Local Clustering

This is a collection of clustering related algorithms, based on Approximate Personal PageRank, and improvement by local flow computations. It needs more documentation.

For now, see the Local Clustering Notebook

Laplacians.apr
Laplacians.dumbRefineCut
Laplacians.localImprove
Laplacians.prn
Laplacians.refineCut

Laplacians.dumbRefineCut — Method.

Modify a cluster by passing through all the vertices exactly once and 
adding/removing them based on the value of (Deg_external - Deg_Internal).

Laplacians.refineCut — Method.

Modify a cluster by adding or removing vertices by picking at each step 
the vertex that has the maximum value of (Deg_external - Deg_Internal).
Each vertex can be added in/removed only once.

Laplacians.apr — Method.

Computes an approximate page rank vector from a starting set s, an alpha and an epsilon The algorithm follows the Anderson,Chung,Lang paper and Dan Spielman's lecture notes

Laplacians.localImprove — Method.

localImprove{Tv,Ti}(G::SparseMatrixCSC{Tv,Ti}, A::Array{Int64,1}; epsSigma=-1.0, err=1e-10, maxSize = max(G.n, G.m)

The LocalImprove function, from the Orrechia-Zhu paper. Given a graph and an initial set, finds a set of smaller conductance based on the starting set using a localized version of max-flow.

Small discussion: When adding in the neighbors of the initial component, if the resulting conductance is worse than the initial one, the algorithm will add more and more vertices until hitting a better conductance. However, if we fix a certain maximum size for our component, it might be the case that this new conductance will always be worse than what we had initially. Thus, if we run the algorithm with a small maxSize, our initial conductance might be the best solution we can raech.

G is the given graph, A is the initial set
epsSigma is a measure of the quality of the returning set (the smaller the better). It's defaulted to volume(A) / volume(V - A)
err is the numerical error considered throughout the algorithm. It's defaulted to 1e-10
maxSize is the maximum allowed size for the flow graph at any iteration of the algorithm. It's defaulted to |V|

Laplacians.prn — Method.

prn{Tv, Ti}(G::SparseMatrixCSC{Tv,Ti}, s::Array{Int64,1}, phi::Float64, b::Int64)

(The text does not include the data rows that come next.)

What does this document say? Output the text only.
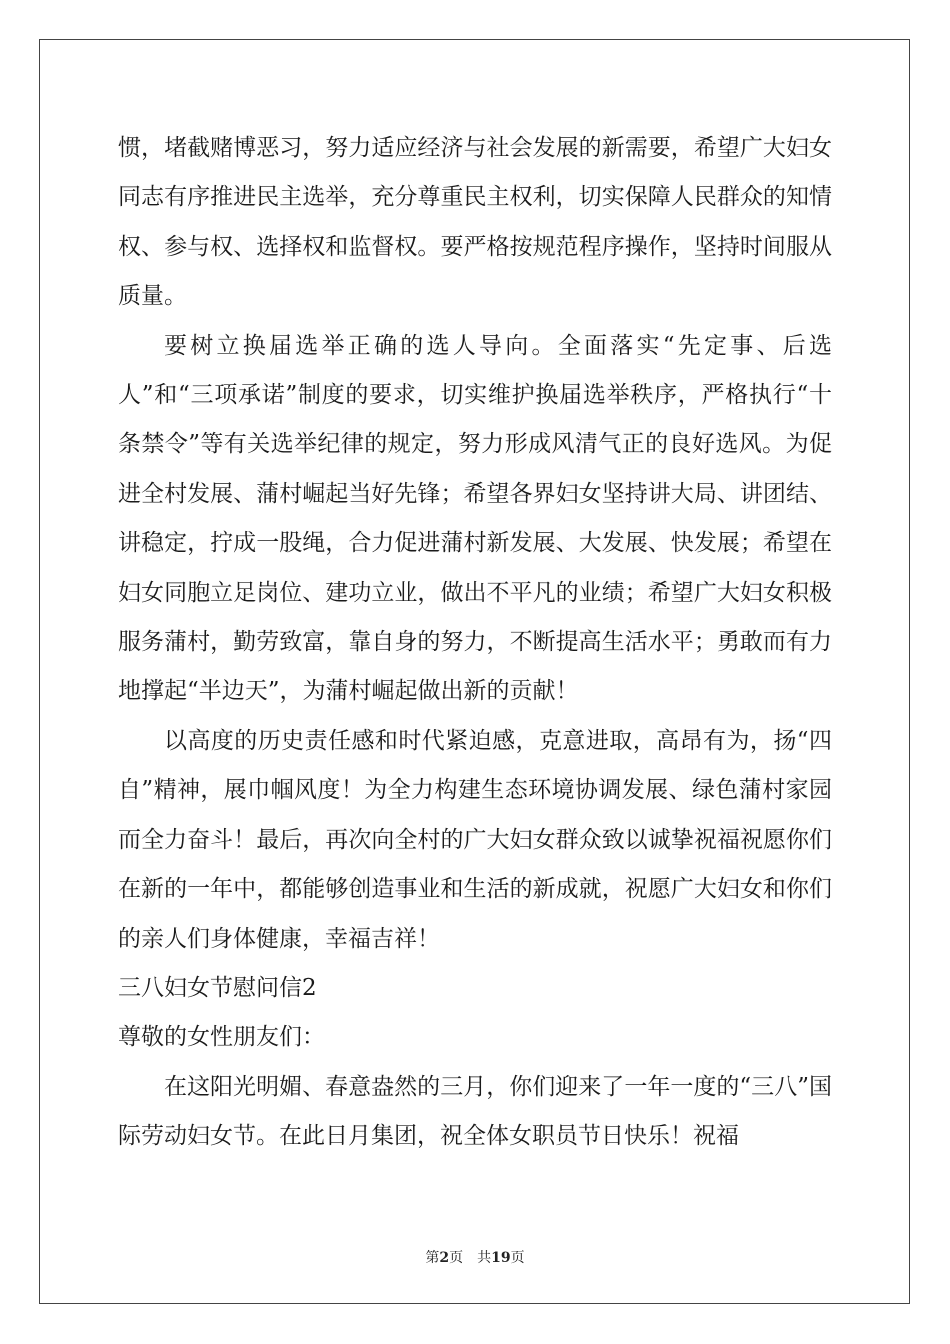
惯，堵截赌博恶习，努力适应经济与社会发展的新需要，希望广大妇女同志有序推进民主选举，充分尊重民主权利，切实保障人民群众的知情权、参与权、选择权和监督权。要严格按规范程序操作，坚持时间服从质量。

要树立换届选举正确的选人导向。全面落实“先定事、后选人”和“三项承诺”制度的要求，切实维护换届选举秩序，严格执行“十条禁令”等有关选举纪律的规定，努力形成风清气正的良好选风。为促进全村发展、蒲村崛起当好先锋；希望各界妇女坚持讲大局、讲团结、讲稳定，拧成一股绳，合力促进蒲村新发展、大发展、快发展；希望在妇女同胞立足岗位、建功立业，做出不平凡的业绩；希望广大妇女积极服务蒲村，勤劳致富，靠自身的努力，不断提高生活水平；勇敢而有力地撑起“半边天”，为蒲村崛起做出新的贡献！

以高度的历史责任感和时代紧迫感，克意进取，高昂有为，扬“四自”精神，展巾帼风度！为全力构建生态环境协调发展、绿色蒲村家园而全力奋斗！最后，再次向全村的广大妇女群众致以诚挚祝福祝愿你们在新的一年中，都能够创造事业和生活的新成就，祝愿广大妇女和你们的亲人们身体健康，幸福吉祥！

三八妇女节慰问信2

尊敬的女性朋友们：

在这阳光明媚、春意盎然的三月，你们迎来了一年一度的“三八”国际劳动妇女节。在此日月集团，祝全体女职员节日快乐！祝福

第2页 共19页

The PageRank-Nibble cutting algorithm from the Anderson/Chung/Lang paper

s is a set of starting vertices, phi is a constant in (0, 1], and b is an integer in [1, [log m]]

phi is a bound on the quality of the conductance of the cut - the smaller the phi, the higher the quality. b is used to handle precision throughout the algorithm - the higher the b, the greater the precision.